The decrease in Oxygen Reserve Index (ORI) provides a prediction for the development of hypoxemia and hyperoxia. Our aim is to determine the effect of ORI-guided oxygen titration on hyperoxemia-mediated morbidity.
Consecutive 120 ASA I-III patients, 18-70 years of age, without severe obstruction or restriction, undergoing one lung ventilation (OLV), were included. Patients were divided into 4 groups. Oxygen titration without ORI monitoring with low-flow anesthesia (n=25) and high-flow anesthesia (n=28). Oxygen titration by ORI monitoring with low flow anesthesia (n=25) and high flow anesthesia (n=25). OLV time, duration of surgery and anesthesia, oxygen application time over 60%, vital signs, hospital and ICU stay time and complications were recorded.

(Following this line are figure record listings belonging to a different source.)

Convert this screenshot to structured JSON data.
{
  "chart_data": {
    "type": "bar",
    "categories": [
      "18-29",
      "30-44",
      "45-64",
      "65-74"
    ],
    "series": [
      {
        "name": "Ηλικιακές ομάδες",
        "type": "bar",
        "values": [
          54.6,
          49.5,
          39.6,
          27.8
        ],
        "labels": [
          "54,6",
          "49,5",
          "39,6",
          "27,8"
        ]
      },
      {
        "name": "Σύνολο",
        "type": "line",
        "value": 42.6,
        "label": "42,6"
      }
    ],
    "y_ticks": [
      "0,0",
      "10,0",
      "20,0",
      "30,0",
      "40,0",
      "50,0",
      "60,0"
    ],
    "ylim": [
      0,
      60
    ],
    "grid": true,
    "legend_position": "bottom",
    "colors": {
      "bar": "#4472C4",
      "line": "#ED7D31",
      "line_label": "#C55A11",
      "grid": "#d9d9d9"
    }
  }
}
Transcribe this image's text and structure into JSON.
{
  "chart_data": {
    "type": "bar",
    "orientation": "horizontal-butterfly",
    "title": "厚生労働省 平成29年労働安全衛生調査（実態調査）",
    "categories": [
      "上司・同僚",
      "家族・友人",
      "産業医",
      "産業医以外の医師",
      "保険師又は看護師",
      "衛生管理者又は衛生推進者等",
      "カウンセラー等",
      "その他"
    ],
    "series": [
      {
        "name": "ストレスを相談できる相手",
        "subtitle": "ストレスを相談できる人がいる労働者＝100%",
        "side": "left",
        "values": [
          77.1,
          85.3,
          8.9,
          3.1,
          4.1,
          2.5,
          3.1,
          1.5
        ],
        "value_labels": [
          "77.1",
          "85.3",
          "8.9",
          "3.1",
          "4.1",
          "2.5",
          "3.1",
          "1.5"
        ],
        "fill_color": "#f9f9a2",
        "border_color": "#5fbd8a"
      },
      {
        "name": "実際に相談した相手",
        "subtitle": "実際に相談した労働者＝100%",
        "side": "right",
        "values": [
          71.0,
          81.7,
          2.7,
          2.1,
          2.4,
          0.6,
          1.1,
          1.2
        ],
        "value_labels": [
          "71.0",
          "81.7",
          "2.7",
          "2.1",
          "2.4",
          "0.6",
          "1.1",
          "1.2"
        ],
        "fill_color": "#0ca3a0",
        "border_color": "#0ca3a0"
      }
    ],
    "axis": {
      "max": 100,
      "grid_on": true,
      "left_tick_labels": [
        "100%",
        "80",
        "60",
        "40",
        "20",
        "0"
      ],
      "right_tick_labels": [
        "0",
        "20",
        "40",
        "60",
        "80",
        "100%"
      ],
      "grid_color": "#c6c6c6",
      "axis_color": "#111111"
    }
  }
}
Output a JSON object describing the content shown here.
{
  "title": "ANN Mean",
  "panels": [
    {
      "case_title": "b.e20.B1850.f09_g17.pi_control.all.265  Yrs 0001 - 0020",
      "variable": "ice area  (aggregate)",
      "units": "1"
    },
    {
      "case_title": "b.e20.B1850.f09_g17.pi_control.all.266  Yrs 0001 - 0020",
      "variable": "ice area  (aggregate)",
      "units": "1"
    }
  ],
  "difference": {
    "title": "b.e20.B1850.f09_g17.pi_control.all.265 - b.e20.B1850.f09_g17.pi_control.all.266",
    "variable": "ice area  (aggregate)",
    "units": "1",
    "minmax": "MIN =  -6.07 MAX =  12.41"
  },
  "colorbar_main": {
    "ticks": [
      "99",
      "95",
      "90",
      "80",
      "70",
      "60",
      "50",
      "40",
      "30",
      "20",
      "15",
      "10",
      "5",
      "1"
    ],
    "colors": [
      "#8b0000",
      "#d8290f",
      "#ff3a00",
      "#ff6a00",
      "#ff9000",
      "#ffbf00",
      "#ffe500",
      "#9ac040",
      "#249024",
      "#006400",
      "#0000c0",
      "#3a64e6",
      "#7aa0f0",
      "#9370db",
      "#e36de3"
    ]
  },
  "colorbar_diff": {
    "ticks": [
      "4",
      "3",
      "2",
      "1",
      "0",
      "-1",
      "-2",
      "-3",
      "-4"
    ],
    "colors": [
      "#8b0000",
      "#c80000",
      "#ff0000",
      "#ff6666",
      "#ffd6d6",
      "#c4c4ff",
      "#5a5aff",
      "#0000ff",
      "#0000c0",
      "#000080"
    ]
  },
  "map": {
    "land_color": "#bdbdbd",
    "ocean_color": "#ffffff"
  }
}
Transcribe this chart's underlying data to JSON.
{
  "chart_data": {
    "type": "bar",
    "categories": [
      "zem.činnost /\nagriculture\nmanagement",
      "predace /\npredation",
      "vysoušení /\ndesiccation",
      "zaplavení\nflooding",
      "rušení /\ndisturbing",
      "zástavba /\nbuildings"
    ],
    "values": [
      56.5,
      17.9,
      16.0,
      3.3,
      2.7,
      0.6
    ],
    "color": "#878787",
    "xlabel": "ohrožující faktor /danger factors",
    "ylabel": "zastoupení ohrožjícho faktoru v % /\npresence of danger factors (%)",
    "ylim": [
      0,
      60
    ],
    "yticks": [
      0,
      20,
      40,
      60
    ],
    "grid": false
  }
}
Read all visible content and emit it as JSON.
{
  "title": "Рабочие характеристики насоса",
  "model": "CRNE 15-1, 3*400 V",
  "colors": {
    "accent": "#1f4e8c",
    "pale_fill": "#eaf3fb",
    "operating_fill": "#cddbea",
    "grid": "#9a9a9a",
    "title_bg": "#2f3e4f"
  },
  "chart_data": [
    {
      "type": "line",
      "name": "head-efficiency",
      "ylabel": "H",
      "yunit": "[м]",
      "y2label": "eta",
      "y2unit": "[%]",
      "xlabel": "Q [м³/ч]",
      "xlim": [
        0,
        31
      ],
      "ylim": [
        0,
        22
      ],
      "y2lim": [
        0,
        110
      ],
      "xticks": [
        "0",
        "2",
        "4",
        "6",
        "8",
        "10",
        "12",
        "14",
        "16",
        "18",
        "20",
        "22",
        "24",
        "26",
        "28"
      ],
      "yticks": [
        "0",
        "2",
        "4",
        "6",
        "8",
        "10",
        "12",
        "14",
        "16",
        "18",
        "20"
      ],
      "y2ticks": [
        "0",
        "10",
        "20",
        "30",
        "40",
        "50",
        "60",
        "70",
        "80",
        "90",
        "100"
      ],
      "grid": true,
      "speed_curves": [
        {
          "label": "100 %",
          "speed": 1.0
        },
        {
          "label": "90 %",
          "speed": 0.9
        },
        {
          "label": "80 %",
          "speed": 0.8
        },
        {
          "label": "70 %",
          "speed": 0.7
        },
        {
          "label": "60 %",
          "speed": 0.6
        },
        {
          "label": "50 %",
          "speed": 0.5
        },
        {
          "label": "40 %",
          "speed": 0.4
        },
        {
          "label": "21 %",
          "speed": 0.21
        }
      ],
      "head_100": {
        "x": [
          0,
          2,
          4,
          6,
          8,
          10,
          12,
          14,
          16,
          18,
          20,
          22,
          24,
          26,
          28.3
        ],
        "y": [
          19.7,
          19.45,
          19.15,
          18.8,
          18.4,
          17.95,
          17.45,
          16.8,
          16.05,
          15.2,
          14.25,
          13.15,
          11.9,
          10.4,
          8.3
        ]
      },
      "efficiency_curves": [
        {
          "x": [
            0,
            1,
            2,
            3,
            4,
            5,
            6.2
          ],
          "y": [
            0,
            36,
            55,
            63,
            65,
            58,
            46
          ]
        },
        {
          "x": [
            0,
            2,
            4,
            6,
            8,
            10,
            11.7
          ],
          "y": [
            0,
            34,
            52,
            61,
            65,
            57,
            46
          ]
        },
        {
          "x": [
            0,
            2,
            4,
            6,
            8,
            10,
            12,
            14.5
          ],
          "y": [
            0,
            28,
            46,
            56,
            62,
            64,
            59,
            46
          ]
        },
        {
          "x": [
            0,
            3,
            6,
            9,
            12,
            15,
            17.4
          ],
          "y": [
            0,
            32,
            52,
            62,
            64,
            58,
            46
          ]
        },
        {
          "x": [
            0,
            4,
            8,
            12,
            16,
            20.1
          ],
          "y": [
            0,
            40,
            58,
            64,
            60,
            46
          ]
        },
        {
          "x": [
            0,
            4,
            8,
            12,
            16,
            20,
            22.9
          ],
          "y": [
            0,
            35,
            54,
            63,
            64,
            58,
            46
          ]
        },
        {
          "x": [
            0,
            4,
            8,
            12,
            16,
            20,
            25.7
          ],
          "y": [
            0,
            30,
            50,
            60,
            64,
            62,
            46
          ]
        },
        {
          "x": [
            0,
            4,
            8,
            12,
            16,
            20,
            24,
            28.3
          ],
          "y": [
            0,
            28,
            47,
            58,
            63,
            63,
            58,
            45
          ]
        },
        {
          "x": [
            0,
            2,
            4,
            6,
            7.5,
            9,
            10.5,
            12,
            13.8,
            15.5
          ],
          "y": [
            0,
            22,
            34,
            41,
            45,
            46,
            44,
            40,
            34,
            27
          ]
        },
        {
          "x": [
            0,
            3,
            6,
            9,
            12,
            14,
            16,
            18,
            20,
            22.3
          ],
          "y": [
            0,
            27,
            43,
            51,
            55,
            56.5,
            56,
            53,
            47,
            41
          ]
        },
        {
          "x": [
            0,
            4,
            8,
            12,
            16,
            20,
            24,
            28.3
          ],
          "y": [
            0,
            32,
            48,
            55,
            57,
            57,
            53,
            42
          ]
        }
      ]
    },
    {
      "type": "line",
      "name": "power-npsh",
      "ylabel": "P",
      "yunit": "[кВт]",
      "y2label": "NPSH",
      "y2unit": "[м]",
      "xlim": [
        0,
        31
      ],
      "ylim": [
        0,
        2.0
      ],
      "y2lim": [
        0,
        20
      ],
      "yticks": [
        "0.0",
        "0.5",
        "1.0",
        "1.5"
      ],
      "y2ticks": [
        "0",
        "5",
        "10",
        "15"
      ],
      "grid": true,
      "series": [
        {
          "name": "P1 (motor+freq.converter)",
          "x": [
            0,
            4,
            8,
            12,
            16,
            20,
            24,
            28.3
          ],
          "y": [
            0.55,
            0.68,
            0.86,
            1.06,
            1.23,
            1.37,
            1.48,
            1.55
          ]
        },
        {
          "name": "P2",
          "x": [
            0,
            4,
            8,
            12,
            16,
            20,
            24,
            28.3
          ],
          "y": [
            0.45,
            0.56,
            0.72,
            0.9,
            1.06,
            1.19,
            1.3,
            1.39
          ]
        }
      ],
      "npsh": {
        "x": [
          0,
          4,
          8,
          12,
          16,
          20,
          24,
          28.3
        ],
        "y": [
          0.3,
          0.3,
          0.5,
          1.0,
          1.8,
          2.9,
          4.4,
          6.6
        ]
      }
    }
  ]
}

There was a significant difference in terms of FiO2 used during OLV (p< 0.05). There was no difference in ORI values (p <0.05). In Group 3, both PaO2 and SpO2 were significantly lower than the others both before and during OLV. There was no significant difference in ORI parameters between low and high flow anesthesia groups. There was a strong, positive correlation between the duration of hospital stay and FiO2 used above 80% during OLV.
We concluded that ORI-guided thoracic anesthesia may reduce hospital stay and increase patient safety.